Q: Drinking for humans is easy using gravity to pull the fluid down our throat to our stomach. It's trickier for quadrupeds that have to lower their heads to the ground and somehow transport the fluid up. In the case of dogs and cats, the tongue is key, dogs scooping and cats splashing fluids up. Elephants of course just suck with their trunks, like a drinking straw. But how do giraffes, with their extraordinarily long necks, meet the challenge?
A: To drink, giraffes spread their front legs apart and lower their necks far enough to submerge their lips. But with necks about 8 feet long, they have to raise the water about 6.5 feet to get it to where gravity can do the rest.
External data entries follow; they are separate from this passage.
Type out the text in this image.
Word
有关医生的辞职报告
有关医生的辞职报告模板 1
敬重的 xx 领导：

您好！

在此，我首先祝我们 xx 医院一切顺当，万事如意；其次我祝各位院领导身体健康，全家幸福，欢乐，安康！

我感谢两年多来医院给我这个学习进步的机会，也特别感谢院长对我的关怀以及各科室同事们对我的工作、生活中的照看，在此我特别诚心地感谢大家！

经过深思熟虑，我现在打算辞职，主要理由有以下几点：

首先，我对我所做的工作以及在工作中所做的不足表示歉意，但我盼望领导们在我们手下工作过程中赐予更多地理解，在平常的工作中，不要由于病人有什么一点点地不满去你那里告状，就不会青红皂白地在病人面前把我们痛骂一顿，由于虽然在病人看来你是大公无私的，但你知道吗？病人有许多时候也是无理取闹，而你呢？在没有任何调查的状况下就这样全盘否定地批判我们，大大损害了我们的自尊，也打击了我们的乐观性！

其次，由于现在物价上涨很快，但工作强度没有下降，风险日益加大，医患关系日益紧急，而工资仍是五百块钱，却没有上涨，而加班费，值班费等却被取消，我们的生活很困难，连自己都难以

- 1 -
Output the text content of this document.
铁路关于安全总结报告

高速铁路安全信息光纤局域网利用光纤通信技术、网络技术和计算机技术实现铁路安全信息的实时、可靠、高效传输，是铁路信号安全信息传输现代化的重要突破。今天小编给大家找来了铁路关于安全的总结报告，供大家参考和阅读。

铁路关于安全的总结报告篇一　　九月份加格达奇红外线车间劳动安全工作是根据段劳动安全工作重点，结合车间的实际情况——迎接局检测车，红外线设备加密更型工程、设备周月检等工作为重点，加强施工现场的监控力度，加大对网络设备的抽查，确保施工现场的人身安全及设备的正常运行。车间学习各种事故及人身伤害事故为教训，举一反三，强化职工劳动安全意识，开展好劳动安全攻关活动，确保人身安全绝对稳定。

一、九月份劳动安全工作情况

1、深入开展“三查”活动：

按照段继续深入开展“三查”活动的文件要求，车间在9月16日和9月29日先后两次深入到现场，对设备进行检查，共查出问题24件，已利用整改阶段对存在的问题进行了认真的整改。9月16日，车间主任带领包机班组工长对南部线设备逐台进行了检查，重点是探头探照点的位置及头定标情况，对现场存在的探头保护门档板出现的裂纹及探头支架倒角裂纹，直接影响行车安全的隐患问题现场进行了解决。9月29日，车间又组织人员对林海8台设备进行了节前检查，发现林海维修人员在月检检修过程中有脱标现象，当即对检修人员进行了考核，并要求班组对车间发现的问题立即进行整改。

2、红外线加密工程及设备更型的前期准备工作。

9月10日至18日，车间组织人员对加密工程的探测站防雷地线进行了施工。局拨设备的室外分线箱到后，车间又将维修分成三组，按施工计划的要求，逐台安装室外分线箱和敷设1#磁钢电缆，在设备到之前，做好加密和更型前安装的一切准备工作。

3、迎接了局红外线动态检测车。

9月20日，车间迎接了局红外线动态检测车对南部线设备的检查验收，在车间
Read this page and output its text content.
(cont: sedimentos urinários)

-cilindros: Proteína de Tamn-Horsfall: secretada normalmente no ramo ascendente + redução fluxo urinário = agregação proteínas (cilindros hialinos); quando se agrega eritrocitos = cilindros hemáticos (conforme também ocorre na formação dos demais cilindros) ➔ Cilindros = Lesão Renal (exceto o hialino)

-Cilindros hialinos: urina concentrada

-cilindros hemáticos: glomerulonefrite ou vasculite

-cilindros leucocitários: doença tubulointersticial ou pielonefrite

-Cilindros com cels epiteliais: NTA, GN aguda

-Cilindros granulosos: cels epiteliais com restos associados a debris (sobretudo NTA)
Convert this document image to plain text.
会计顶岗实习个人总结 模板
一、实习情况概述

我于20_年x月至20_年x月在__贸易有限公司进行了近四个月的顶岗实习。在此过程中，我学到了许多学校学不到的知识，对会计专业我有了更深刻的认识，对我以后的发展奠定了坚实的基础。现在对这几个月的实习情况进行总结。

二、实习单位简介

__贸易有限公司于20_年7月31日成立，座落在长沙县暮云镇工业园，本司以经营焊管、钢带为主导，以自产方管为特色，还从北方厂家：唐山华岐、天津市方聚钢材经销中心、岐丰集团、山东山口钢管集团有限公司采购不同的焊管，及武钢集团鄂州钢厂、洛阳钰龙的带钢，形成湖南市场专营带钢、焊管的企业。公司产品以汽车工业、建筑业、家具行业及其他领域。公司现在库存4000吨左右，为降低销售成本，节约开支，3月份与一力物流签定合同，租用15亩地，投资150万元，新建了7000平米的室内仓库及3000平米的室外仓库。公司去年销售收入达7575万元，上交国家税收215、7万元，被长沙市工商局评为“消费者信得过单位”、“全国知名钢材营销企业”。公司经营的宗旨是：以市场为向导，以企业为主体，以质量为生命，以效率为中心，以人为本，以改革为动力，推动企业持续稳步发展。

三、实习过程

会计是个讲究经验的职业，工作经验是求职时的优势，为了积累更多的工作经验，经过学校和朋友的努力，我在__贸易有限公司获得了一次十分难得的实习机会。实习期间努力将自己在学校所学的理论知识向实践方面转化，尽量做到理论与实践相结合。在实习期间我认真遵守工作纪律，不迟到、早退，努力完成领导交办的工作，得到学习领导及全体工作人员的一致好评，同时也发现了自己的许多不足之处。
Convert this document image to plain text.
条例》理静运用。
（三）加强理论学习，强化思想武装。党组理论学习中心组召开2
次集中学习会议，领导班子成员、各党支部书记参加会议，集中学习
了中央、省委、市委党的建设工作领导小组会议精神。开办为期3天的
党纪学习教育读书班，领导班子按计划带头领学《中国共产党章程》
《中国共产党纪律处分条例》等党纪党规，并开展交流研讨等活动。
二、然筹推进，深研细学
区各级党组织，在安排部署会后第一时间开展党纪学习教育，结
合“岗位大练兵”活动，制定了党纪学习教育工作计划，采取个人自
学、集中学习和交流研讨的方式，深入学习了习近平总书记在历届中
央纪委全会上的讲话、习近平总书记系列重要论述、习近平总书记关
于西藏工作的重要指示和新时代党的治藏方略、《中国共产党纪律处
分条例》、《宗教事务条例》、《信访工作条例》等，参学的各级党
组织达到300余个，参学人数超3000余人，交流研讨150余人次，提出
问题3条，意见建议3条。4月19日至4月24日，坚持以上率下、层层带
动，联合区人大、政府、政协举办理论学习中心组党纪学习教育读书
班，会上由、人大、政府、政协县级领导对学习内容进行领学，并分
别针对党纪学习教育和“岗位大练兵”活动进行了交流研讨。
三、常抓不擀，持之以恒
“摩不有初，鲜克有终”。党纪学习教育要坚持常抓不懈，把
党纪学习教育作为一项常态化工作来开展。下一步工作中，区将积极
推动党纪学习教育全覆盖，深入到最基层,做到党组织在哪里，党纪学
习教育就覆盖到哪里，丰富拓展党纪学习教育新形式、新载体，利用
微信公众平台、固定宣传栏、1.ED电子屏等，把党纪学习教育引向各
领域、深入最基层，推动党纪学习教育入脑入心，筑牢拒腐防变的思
Based on field observations, zoo videos and mathematical models, physicists Philippe Binder and Dale Tayler (writing in "Physics Teacher") conclude that giraffes create a mechanical "plunger" pump.
Here's how: Starting with jaws closed, they open their submerged lips (the "intake valve") and close their epiglottis at the opening of the throat. Then they open their jaws to suck water into their mouth, close their lips, open their epiglottis (the "discharge valve"), and close their jaws, forcing water up into their throat (esophagus). This process is repeated until the esophagus is full. The final phase involves the giraffe lifting its head up to its normal position, above the body, so that the water flows down to the stomach, "almost certainly gravity-assisted."